The door was made of reinforced glass and looked as if it belonged to a warehouse, not a café. It appeared locked but when
she pushed it opened. There was a rushing smell of alcohol, piss and smoke mixed, which took her aback. And then a mob of
young people barged her aside to get up the steps and away. They seemed anxious to be off. They were very noisy, and gave
little yelps of panic and confusion, which seemed to add up to ‘Let’s get out of here.’ There was a flurry of young skinny
limbs, bright colours, strange clothes, thigh-high boots, feather boas, pale faces, mad eyes and platinum hair tortured into
strange peaked heights. When they had gone Beverley went on into what seemed as much a barn as a café or a bar. Such light
as there was came from candles still fluttering on the tables. There seemed no one in charge – there is usually someone who
safely extinguishes flames when everyone else has gone – but no. There was a lot of litter and broken glass and spilled drink
on the ground; and the odd used condom and broken syringe. Whatever had happened had frightened even a clientèle accustomed
to this kind of thing.
There were two people in the room. One was Lola, lying slumped over a table, semi-naked; a little form which seemed to have
so little substance she could have been painted and not in real life at all. Too thin, too pale arms; little pathetic breasts.

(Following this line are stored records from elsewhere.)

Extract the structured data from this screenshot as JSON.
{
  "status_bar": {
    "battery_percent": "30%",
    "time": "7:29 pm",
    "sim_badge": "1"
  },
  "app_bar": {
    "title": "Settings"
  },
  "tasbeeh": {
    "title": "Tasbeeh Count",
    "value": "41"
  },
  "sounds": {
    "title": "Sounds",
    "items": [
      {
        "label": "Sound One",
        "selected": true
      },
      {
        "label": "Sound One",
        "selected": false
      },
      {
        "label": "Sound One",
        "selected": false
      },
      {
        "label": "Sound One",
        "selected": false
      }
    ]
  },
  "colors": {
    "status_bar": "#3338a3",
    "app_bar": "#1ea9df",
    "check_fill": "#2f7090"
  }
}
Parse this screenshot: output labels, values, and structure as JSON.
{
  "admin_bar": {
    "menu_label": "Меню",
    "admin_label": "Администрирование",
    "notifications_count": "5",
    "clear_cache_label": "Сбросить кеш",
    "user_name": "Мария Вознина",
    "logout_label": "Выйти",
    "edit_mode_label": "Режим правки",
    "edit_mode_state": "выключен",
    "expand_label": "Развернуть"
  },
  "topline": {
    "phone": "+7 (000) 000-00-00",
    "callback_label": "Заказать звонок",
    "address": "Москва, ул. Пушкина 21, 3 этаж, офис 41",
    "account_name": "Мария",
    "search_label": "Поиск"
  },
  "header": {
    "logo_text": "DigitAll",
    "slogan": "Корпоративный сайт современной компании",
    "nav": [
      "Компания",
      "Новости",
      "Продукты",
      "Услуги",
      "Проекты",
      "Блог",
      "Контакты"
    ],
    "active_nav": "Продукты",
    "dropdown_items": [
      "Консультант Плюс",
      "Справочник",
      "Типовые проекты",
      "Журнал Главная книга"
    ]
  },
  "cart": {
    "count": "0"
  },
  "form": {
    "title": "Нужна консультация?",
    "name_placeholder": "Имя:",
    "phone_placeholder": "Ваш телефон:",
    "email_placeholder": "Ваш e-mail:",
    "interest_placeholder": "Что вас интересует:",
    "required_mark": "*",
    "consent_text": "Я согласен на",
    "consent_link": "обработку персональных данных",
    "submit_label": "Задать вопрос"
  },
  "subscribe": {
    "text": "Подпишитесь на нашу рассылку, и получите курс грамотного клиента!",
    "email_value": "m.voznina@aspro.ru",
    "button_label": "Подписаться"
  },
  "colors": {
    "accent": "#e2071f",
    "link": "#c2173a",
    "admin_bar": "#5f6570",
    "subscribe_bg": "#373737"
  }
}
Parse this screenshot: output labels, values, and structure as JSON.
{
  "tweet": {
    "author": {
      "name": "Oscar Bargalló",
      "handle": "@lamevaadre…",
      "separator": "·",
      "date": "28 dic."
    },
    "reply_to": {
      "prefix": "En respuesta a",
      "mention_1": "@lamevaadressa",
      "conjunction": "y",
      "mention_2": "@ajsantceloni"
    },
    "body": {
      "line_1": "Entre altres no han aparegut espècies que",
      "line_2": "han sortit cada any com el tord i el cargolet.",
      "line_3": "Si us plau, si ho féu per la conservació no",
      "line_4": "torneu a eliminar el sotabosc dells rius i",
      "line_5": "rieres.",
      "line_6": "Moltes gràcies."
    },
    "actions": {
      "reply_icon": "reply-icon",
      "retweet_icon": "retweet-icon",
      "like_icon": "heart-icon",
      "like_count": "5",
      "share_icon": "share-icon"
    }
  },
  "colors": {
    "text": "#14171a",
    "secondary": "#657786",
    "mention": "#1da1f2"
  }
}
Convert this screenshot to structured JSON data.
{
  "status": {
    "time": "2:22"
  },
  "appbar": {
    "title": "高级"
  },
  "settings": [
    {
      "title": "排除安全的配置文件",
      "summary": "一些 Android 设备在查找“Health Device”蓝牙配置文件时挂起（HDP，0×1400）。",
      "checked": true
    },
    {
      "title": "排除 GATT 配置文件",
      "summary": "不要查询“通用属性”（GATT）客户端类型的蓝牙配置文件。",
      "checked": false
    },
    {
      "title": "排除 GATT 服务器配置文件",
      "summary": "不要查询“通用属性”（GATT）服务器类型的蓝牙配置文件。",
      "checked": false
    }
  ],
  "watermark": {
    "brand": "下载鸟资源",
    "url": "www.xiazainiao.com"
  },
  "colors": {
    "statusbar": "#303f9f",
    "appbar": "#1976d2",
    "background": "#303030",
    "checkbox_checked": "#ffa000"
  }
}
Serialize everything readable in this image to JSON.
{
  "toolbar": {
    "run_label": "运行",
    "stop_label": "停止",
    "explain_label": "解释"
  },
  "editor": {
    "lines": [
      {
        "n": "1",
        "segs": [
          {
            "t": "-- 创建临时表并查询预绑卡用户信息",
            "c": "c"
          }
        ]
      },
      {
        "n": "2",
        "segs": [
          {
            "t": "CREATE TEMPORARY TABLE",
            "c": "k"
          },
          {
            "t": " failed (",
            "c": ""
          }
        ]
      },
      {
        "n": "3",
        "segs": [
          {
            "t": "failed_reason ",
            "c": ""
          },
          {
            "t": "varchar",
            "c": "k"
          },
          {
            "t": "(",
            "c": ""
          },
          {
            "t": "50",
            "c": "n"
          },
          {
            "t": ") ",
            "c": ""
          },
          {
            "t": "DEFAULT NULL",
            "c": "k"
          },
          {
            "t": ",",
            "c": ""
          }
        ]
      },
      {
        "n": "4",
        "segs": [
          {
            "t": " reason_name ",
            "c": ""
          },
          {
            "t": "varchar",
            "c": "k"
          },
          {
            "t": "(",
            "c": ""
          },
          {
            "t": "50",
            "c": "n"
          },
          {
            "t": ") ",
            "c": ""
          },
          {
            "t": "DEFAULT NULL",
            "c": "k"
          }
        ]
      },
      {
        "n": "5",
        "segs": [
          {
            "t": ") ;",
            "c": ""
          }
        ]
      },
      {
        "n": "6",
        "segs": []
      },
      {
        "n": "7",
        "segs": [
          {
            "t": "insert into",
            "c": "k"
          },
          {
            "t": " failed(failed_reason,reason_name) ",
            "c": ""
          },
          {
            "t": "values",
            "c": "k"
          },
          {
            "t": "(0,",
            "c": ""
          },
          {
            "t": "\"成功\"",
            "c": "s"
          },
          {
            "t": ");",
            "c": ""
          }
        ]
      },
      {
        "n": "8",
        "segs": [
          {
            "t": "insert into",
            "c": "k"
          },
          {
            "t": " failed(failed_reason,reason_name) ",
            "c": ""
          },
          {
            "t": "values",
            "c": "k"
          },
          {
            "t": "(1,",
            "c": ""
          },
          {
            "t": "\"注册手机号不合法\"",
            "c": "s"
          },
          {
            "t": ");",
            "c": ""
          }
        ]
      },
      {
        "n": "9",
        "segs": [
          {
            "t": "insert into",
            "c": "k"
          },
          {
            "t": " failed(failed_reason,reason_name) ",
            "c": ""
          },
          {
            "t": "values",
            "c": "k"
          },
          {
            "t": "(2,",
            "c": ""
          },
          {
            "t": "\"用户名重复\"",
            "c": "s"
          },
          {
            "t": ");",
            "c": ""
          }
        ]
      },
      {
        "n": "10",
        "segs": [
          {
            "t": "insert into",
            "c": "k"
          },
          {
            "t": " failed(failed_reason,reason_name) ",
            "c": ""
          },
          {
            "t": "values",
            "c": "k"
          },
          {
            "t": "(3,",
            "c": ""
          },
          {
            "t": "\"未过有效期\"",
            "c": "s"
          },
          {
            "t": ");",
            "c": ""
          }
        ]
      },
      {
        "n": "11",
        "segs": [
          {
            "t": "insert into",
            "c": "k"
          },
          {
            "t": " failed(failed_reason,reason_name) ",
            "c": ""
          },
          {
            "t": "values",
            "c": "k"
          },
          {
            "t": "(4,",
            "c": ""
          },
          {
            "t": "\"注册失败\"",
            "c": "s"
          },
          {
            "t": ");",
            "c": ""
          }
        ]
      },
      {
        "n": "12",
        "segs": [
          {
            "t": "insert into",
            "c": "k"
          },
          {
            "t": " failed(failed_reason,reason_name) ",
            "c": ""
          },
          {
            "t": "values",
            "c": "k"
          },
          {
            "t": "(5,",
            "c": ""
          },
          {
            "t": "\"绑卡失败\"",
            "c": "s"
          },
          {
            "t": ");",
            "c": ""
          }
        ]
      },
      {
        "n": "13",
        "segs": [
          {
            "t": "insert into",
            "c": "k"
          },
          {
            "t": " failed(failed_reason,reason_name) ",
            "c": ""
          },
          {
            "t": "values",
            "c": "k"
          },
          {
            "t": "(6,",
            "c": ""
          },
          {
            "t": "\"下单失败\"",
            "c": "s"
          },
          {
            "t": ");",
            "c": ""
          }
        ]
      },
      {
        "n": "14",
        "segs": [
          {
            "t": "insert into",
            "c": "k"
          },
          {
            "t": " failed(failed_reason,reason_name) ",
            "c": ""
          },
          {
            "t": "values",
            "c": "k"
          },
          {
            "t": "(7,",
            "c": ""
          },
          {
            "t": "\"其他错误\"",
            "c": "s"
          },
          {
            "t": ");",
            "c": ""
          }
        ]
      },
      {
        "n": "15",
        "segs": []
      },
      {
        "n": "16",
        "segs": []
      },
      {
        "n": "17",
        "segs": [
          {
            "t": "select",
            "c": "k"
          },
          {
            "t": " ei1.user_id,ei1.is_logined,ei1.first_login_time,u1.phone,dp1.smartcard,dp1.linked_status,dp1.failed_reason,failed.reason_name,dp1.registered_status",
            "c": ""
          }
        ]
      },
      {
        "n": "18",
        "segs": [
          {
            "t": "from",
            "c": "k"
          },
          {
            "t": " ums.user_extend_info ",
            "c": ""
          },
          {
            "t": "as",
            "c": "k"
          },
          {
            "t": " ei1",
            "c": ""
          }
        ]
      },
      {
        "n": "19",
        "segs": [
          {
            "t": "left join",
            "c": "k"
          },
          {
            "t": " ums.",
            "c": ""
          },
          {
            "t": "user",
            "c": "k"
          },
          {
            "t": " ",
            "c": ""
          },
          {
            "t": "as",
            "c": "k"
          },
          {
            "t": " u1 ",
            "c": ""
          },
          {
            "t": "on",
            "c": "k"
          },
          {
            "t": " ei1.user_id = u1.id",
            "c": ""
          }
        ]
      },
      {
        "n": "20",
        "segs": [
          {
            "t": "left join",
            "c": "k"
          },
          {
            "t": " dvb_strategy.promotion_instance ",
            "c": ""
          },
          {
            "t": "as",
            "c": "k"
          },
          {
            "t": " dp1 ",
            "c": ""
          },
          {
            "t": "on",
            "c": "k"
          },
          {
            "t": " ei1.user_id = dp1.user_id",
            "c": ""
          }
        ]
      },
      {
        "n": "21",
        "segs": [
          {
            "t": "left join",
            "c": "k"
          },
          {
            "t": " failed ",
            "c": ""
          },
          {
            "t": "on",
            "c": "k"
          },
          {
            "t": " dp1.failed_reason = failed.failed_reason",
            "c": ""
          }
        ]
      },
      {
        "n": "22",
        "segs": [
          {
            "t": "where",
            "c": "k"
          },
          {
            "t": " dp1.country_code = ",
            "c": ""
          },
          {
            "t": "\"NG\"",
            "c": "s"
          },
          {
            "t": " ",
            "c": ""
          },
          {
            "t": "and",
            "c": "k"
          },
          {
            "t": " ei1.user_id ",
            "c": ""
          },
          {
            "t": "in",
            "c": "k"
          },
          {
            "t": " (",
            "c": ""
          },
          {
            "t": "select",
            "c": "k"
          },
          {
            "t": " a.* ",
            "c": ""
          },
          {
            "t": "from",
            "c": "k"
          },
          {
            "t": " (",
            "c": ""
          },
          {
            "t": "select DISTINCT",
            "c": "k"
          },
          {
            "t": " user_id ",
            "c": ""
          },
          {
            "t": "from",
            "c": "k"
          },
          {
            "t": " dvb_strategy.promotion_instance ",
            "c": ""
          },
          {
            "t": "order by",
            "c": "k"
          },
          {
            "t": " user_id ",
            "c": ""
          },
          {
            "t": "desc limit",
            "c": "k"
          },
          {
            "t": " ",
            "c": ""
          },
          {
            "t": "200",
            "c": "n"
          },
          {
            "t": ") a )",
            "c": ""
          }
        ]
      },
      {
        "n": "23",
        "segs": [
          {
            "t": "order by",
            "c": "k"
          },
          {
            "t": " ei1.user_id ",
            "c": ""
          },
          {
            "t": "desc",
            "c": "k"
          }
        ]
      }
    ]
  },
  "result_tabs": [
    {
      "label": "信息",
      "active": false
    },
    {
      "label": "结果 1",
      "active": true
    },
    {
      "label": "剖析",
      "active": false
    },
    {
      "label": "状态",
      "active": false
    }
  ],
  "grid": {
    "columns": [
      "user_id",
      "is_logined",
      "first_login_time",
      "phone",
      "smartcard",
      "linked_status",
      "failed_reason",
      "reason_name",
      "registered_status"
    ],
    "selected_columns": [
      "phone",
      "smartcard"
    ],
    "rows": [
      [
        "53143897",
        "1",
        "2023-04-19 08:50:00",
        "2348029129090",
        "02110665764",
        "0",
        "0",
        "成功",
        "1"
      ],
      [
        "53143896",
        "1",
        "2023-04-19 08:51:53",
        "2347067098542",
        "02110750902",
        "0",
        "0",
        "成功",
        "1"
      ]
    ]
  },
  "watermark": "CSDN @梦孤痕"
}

It was odd, Beverley thought, to think how much destructive energy could emanate from
so small an entity. She was not dead, as Beverley had at first feared; she was making little snoring moans.
Beverley sat Lola up – she was half conscious – opened her mouth and thrust her fingers down her throat. Lola retched and
vomited over Beverley. Not enough, but it would help. The other person in the room was unconscious, lying on the floor next
to where Lola sat. He too was making little moaning sounds, little plaintive demands on the world. He was in his mid-forties,
solid, saturnine, prosperous and thuggishly good-looking. His nails were well manicured, his shirt and suit expensive, his
shoes handmade, and he was naked between socks and shirt. Beverley thought the socks were probably cashmere. His parts were
large. Erect and in action they would have been impressive, but now lay limply. They seemed almost too large for Lola, and
though she could not see Lola as an innocent victim, Beverley felt a maternal jab of rage on her behalf. Misbegotten though
Lola might be, living evidence of Beverley’s failure to be a proper person, a proper mother, she was family.
The man lay in a welter of £20 notes, which had fallen from his hand as he lost consciousness. Beverley kicked him with her
sensible shoe, forgetting the pain it would cause her, and, feeling it, blamed him for inflicting it. She felt thoroughly
disengaged from what she was seeing and doing. She seemed to have no context for her thoughts and actions. There were urgent
voices in her head but she had no idea what they were saying. The mass of feather boas which had brushed by her face as the
crowd left seemed to have some sort of repetitive quality: she kept seeing them when they weren’t there. Her thoughts seemed
to be coming in sequence; first this, then that, quite orderly though without an underlay of emotion, as she realised her
thoughts normally were.
The man had clearly collapsed suddenly, and it was perhaps his collapse that had triggered the departure of the other guests.
More was going on than they had bargained for. Perhaps he was the drug supplier. He was dressed as one. Only dealers did not
usually take drugs themselves; they were too sensible. Perhaps the drugs supplied had been doctored, perhaps he had simply
taken too much. OD’d, like Lola. Perhaps the fumes of whatever was in the air were affecting her. The music changed; a flapping
sound mixed with the beat: the lyrics seemed to be directed at her.
Kill, Beverley kill.
This was what song lyrics were all about these days, kill, fuck, rape, steal, rejoice: the Devil’s song.